On the Nasdaq stock exchange, short-selling increased in the weeks where the appetite for risk increased. A lack of negative news in the eurozone led to a sharp rise in the shares of many companies. A rise in the short position implies higher price moves if a company provides good news. With earnings underway, a violent move down happens for stocks that do not meet expectations or forecasts.
Shares Short on Jan. 13 2012
Shares Short on Dec. 30 2011
ZYNGA INC- CL A
MARVELL TECH GRP
Recently breaking out of a trading range, both Intel (NASDAQ:INTC) and Microsoft (NASDAQ:MSFT) were the most short-sold stocks on the exchange with 131.78M and 101.5M respectively. Yahoo Inc. (NASDAQ:YHOO) saw its short position rise by 14.6% to 42M shares.
Yahoo's earnings results showed continued weakness in advertising. After accounting for advertising commissions, revenue was $1.17B. This is the 13th straight quarter where net revenue declined from the previous reporting year.
Yahoo is a stock to avoid, because the company continues to struggle in gaining market share in online advertising. In its most recent results, the company reported an earnings decline of 5%. Revenue did not meet analyst expectations.
In the gaming sector, Electronic Arts (NASDAQ:EA) saw its short share position by trader rise to 19.02M from 16.04M, up 18.6%. Short-sellers are in a profitable position, as EA dropped to $18.14 on January 27, down 11.5%. Negativity grew as investors worried about the high cost for developing 'Star Wars,' and digital gaming on social media sites weakened during the holiday.
EA is a stock to buy. EA stand to benefit as Microsoft rolls out an Xbox 720 in 2013 and as the growth in digital games accelerates. The company is scheduled to report earnings on February 1 after market close.
Shorting for Zynga (NASDAQ:ZNGA) shares surged 182.4% between December 30 and January 13 to 16.05M. Shares started 2012 down, falling as low as $7.97 as investors bet against Zynga's business model dependency on social media gaming. Negativity changed on January 27, when it was reported that Morgan Stanley (NYSE:MS) was close to a Facebook IPO. Companies in the social media space, including Sina (NASDAQ:SINA) and LinkedIn (NYSE:LNKD) all rose on the day. Zynga closed at $10.05. This represents a loss of around 5% for the short sellers. As excitement from the Facebook IPO fades, investors should sell into the rally by selling Zynga shares.
The strategy for short-selling expensive stocks was not entirely profitable. Universal Display (NASDAQ:PANL) has a market capitalization of $1.99B, saw short selling volume rising to 13.4B, up 19.4% on January 15. Shares are up 17.85% year-to-date. The bullishness is warranted. Universal display is set to benefit from the strength of Samsung's results. OLED, or organic light-emitting diode technology, is used in smart phones, tablets, and TVs.
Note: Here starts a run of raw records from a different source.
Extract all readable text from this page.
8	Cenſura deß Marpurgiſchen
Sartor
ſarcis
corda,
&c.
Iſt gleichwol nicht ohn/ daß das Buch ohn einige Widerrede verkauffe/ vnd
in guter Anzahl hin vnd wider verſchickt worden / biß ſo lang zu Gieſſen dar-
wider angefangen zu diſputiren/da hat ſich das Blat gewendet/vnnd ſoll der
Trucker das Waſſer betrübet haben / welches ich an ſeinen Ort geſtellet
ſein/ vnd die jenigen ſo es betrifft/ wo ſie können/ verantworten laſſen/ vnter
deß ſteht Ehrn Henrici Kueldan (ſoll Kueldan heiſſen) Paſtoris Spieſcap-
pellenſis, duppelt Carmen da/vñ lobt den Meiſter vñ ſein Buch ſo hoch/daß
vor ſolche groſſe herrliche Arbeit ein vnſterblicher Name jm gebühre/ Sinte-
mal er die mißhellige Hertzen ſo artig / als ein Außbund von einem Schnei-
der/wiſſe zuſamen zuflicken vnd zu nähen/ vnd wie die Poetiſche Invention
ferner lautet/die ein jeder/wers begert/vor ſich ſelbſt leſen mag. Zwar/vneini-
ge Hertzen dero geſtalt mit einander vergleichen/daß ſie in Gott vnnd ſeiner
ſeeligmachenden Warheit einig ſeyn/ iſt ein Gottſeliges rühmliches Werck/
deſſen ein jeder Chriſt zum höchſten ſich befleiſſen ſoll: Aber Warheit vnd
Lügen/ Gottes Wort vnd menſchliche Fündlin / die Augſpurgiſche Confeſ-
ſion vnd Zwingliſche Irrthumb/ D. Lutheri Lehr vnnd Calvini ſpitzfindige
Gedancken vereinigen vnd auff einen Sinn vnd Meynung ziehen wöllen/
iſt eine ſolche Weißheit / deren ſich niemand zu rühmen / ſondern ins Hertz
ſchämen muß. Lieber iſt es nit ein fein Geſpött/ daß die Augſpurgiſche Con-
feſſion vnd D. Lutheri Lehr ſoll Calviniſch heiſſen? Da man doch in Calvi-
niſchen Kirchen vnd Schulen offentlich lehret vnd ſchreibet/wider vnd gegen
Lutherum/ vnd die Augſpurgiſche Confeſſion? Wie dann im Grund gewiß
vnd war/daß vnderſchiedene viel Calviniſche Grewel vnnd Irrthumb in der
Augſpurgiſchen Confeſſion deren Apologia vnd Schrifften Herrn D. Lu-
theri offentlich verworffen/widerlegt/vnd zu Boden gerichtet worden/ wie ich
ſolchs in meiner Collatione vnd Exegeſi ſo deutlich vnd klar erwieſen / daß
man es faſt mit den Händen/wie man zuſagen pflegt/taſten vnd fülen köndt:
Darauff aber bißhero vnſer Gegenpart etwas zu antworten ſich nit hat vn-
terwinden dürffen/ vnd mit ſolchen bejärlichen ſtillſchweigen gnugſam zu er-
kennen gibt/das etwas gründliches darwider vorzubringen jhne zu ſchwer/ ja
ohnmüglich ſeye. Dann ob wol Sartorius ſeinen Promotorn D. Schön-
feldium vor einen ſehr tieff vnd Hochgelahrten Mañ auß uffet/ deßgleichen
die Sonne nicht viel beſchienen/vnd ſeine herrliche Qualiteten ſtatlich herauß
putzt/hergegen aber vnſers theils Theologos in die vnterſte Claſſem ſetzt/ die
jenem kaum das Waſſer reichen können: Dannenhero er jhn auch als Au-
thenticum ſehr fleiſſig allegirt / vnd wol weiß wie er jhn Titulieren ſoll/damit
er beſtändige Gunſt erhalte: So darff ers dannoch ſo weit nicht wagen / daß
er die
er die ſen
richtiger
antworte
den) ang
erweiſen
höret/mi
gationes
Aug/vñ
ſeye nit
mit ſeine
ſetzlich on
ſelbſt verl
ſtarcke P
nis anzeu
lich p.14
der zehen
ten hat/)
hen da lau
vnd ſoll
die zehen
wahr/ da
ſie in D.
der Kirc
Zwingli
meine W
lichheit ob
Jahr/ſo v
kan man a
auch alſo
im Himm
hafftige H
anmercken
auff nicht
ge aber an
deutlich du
The company reports its 4th quarter earnings on February 28. Investors will be looking more closely at the 2012 guidance.
In the semiconductor (integrated circuits) space, short-selling rose 54.5% for Marvell Technology (NASDAQ:MRVL) to 9.5M shares, as its share price rose 14% in January. Bearish investors correctly anticipated weakness for Marvell. The company lowered its revenue guidance to between $735M and $745M. Its prior forecast was $775M to $825M. The company blamed Thailand flooding for the shortfall. Marvell is a stock to buy, because revenue from solid-state drives is growing. Growth in this segment will not make up for the revenue shortfall, but as demand rises steadily, investors gain exposure to this segment of the market.
Marvell closed at $15.79 and will report earnings on February 23.
In the business software and services space, short-selling volume rose 62% to 3.1M shares for Citrix Systems (NASDAQ:CTXS). In the company's most recent quarterly report, Citrix said that net income rose 15% and earnings per share of $0.15. The company made $1.87 per share in 2011, up from $1.46 in 2010. Shares sold off, because the company provided a forecast that was weaker than expected. In comparison, VMWare (NYSE:VMW) fared better. The competitor reported an earnings per share of $0.62, 2 cents ahead of expectations, and a sales increase of 27%,
Citrix forecast a net income of $1.88 to $1.97 per share on revenue of $2.49B to $2.51B for 2012. This represents a marginal increase compared to last year.
At a closing price of $65.14, the company's 34.83 P/E is excessive for a company not showing improving growth for this year. Investors should sell Citrix shares on any rally.